Klasik cerrahi tedavi duodenal divertikülün rezeksiyonu veya laparotomi ile inversiyonudur. Duodenal divertikülde cerrahi tedavi perforasyon, kanama ve tekrarlayan karın ağrısı gibi komplikasyonlarda uygulanabilir. Cerrahi tedavide mortalite ve morbidite %5-10 arasında değişmektedir.

Bu çalışmada medikal tedaviye rağmen geçmeyen karın ağrıları olan ve çekilen baryumlu mide duodenum pasaj grafisinde divertikül saptanan hastaya, divertikülektominin, laparoskopik yöntemle başarılı bir şekilde uygulanabileceğini göstermeyi amaçladık.
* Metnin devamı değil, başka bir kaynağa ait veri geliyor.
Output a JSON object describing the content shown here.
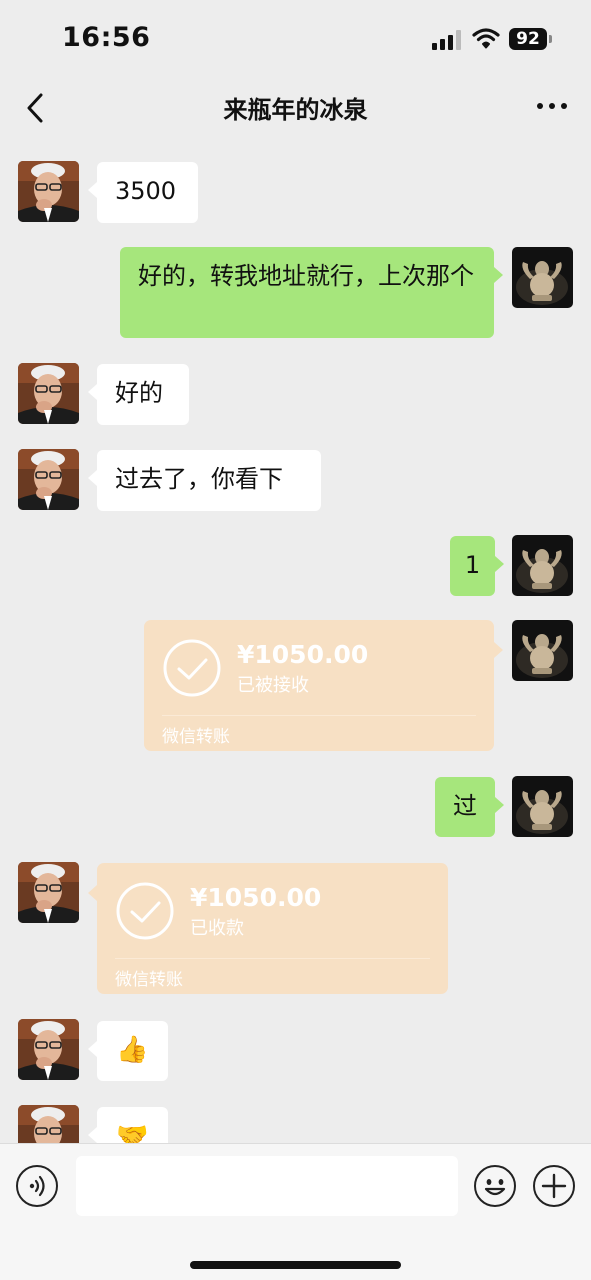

Özellikle sık görülen periampuller divertiküllerde laparoskopik tedavi tecrübe gerektirmektedir. Fakat lateral yerleşimli duodenal divertiküllere laparoskopik divertikülektominin daha kolay uygulandığını düşünmekteyiz. Laparoskopinin açık cerrahi yöntemlere göre bilinen avantajları sayesinde, özellikle genç popülasyonda; cerrahinin, hem hasta hemde cerrah tarafından daha çok tercih edilmesine yol açmaktadır.

Kaynaklar

  1. Jang LC, Kim SW, Park YH, Kim JP. Symptomatic duodenal diverticulum. World J Surg 1995; 19: 729-733.
  2. Iida F. Transduodenal diverticulectomy for periampullar diverticula. World J Surg 1979; 3: 103-106, 135-136.
  3. Duarte B, Nagy KK, Cintron J. Perforated duodenal diverticulum. Br J Surg 1992; 79: 877-881.
  4. Andromanakos N, Filippou D, Skandalakis P, Kouraklis G, Kostakis A. An extended retroperitoneal abscess caused by duodenal diverticulum perforation: report of a case and short review of the literature. Am Surg 2007; 73: 85-88.
  5. Psathakis D, Utschakowski A, Muller G, Broll R, Bruch HP. Clinical significance of duodenal diverticula. J Am Coll Surg 1994; 178: 257-260.
  6. Maingot R. Gastric and Duodenal Diverticula. In: Maingot R. Abdominal Operations. 2nd ed. New- York: Appleton-Century- Crofts, 1980: 141-156.
  7. Callery MP, Aliperti G, Soper NJ. Laparoscopic duodenal diverticulectomy following hemorrhage. Surg Laparosc Endosc 1994; 4: 134-138.
  8. Cattell RB, Mudge TJ. The surgical significance of duodenal diverticula. N Engl J Med 1952; 246: 317-324.
  9. Schnueriger B, Vorburger S. A, Banz V. M, Candinas D. Diagnosis and management of the symptomatic duodenal diverticulum: a case series and a short review of the literature. J Gastrointest Surg 2008; 12: 1571–1576.
  10. Martínez-Cecilia D, Arjona-Sánchez A, Gómez-Álvarez M. Conservative management of perforated duodenal diverticulum: A case report and review of the literature. World J Gastroenterol 2008; 14: 1949-1951.
  11. Bergman S, Koumanis J, Stein LA, Barkun JS, Paraskevas S. Duodenal diverticulum with retroperitoneal perforation. Can J Surg 2005; 48: 332.
  12. Sakurai Y, Miura H, Matsubara T, Imazu H, Hasegawa S, Ochiai M. Perforated duodenal diverticulum successfully diagnosed preoperatively with abdominal CT scan associated with upper gastrointestinal series. J Gastroenterol 2004; 39: 379-383.